Just Beyond The Bridge

Beyond Seven Years In Tibet

Sunday, February 24, 2008

Pigeon-holed in “Reviews

Beyond Seven Years In Tibet: My life before, during and after has been the third book that I have read by Heinrich Harrer, and probably the last for sometime. Being his autobiography, it really is more than just an expansion upon his most famous work, Seven Years In Tibet, and the other book I recently finished, Return to Tibet.

It’s odd that I never showed any great interest in his writing before, or really had any knowledge of this man’s life. It wasn’t until after my time in Tibet, India and Nepal that I actually got around to reading any of it. Most of the volunteers who we met out there had already read the book, leaving me a little out of the loop until I got back home and started my way through some of it.

This version in English was only published in July, and it took me 6 months for a copy to arrive. I rarely use the local library, but it saved me £25 as ithey had to purchase it specially as there were no copies in the system when I first asked after it.

Harrer penned the original German copy of the book back in 2002, but his death at the age of 93 (this time two years ago) meant that he didn’t live to see the UK release.

The book is very much in the same distinctive literary style that all his writing takes. Incredibly matter of fact, with little in the way of emotion or ornamentation, it makes makes for text with exceptional clarity, although at times you do wish he would give away just a little more. I felt more satisfied with this book than with the previous two for a couple of reasons. Firstly, this book really does set the scene. His childhood life in Austria, his (Olympic) sporting career, and his successful first ascent of the famous Eigerwand mountain in the lead up to the second world war (which is interesting as it is from a German perspective). It also covers his time spent at Dehra Dun civilian prisoner of war camp in India, and then joins up with Seven Years as he makes his way deep into the Himylaya.
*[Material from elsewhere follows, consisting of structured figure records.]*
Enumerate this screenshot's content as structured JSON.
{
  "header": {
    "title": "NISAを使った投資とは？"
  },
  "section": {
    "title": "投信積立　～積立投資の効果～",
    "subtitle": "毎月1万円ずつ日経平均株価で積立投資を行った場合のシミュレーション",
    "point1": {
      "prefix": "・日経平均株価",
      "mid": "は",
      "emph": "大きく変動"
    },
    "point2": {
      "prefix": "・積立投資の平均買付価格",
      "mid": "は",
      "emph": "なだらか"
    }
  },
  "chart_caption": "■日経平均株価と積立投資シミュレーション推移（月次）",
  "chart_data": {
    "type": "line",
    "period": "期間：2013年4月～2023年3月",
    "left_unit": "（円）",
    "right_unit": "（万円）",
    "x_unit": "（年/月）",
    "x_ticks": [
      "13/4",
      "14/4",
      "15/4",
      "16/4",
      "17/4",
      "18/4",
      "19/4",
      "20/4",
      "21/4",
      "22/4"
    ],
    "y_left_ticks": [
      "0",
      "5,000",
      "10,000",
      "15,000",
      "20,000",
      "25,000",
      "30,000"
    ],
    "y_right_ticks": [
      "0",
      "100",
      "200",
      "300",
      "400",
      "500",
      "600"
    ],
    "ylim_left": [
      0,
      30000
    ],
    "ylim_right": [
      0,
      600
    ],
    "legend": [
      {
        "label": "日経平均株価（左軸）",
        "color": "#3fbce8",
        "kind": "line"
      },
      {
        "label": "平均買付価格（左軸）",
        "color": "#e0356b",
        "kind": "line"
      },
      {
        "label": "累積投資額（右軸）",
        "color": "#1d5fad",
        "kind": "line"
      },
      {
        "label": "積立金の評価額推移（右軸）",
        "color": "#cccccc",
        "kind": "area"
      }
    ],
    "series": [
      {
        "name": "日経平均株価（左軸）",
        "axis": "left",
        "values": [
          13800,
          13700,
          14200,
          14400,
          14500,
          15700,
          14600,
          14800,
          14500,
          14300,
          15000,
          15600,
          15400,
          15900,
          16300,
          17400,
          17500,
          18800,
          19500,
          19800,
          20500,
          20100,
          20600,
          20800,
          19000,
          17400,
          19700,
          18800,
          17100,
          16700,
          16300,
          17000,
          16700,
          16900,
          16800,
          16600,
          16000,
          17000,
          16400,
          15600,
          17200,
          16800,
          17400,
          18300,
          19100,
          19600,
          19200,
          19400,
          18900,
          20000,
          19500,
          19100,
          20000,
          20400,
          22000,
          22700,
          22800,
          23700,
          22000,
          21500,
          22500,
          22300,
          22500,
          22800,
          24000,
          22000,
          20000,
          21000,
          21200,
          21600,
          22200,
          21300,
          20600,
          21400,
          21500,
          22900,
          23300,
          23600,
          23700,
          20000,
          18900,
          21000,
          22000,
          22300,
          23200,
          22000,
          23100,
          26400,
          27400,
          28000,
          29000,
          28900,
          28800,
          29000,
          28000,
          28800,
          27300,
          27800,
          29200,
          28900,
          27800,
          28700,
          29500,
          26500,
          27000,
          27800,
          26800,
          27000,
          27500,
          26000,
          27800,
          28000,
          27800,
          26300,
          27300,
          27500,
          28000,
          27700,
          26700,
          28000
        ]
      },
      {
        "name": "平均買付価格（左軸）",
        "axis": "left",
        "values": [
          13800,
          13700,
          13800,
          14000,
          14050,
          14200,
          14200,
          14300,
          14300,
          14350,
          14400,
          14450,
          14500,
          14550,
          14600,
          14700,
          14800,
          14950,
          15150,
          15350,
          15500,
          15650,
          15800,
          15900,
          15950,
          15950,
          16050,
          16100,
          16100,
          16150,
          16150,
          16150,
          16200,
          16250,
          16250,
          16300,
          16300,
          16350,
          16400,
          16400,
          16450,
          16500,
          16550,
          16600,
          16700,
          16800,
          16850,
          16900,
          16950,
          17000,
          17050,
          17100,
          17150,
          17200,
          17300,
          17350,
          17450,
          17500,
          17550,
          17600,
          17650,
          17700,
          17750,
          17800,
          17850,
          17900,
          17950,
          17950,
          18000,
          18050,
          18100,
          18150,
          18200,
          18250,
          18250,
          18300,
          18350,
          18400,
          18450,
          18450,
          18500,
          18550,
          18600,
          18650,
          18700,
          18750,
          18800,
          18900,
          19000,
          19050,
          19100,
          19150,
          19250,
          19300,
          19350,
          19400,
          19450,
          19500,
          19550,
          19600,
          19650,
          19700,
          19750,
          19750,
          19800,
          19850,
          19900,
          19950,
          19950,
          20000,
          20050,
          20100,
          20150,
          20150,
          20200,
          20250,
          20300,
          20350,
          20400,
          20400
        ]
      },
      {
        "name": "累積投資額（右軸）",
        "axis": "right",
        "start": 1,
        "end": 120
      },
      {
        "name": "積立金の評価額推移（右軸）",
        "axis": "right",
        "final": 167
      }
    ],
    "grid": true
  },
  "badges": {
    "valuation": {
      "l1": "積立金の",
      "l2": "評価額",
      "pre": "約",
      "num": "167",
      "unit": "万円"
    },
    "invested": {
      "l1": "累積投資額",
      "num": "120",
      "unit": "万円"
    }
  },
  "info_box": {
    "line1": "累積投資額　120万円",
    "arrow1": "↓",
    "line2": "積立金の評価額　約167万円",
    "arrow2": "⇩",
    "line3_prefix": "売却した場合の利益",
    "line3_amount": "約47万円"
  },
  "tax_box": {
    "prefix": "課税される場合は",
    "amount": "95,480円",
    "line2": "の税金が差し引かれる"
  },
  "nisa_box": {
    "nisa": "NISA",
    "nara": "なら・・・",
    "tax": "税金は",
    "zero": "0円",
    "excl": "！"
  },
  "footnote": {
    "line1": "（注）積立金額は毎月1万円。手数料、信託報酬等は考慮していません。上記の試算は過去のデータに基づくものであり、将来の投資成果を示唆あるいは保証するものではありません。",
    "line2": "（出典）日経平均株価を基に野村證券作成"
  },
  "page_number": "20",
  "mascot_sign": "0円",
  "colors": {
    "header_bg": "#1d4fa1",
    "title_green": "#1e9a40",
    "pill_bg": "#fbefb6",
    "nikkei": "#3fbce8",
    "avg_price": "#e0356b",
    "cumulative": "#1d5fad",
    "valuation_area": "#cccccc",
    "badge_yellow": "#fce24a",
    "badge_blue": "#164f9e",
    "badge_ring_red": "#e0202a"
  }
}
His time in Tibet provides an extraordinary account, and after visiting the place, and comparing it to the photographs and accounts of previous explorers, I can’t help but find the whole idea of pre-occupation Tibet as being a truly magical and romantic existence.

But of course that was all to end, and after returning home to meet his son for the first time, he then tells of the many expeditions and photographic assignments he undertook in the following 40 years. And this is where I became truly captivated with this book. I had read a lot about Tibet by the time I started this, and I’m glad he doesn’t dedicate more than he needs to the subject - if you want to read about that you clearly should read his 1957 book. But for all the details of his experience in the Belgium Congo, with the final days of the remote tribes of New Guinea, along the Amazon, Borneo, Africa, India and Nepal, Bhutan and Tibet once more, then you need this volume.

It amazes me that after his time in Tibet he spent so much time networking with the mountaineering/explorating elite - encounters with Sherpa Tenzing, Edmund Hillary, King Leopold III and others - and to think that all of this occurred in only the past forty years is astounding. Mainly because it’s hard enough to believe Pygmy tribes living in a practically Neolithic existence still survived well into the mid to late 20th century. His encounters with native inhabitants in still highly unchartered and often dangerous lands and times seem impossible now, and his love of the outdoors and for ethnological study really comes to the foreground as his passion - something I don’t think that is so easily picked up from his most famous, earlier writings.

Clearly he experienced some distress in the later part of his life when journalist started digging up his past, but as I can’t seem to find much discussion about this and it’s hard to draw any conclusions. If anything, this is one aspect of his life that I still am unsure I truly understand. By the time he got around to producing his memoirs he seems to have been content with his achievements, and I think I’m now content with my exploration of his life.

A truly remarkable man who led an extraordinary existence and never seemed to waste any of his 93 years.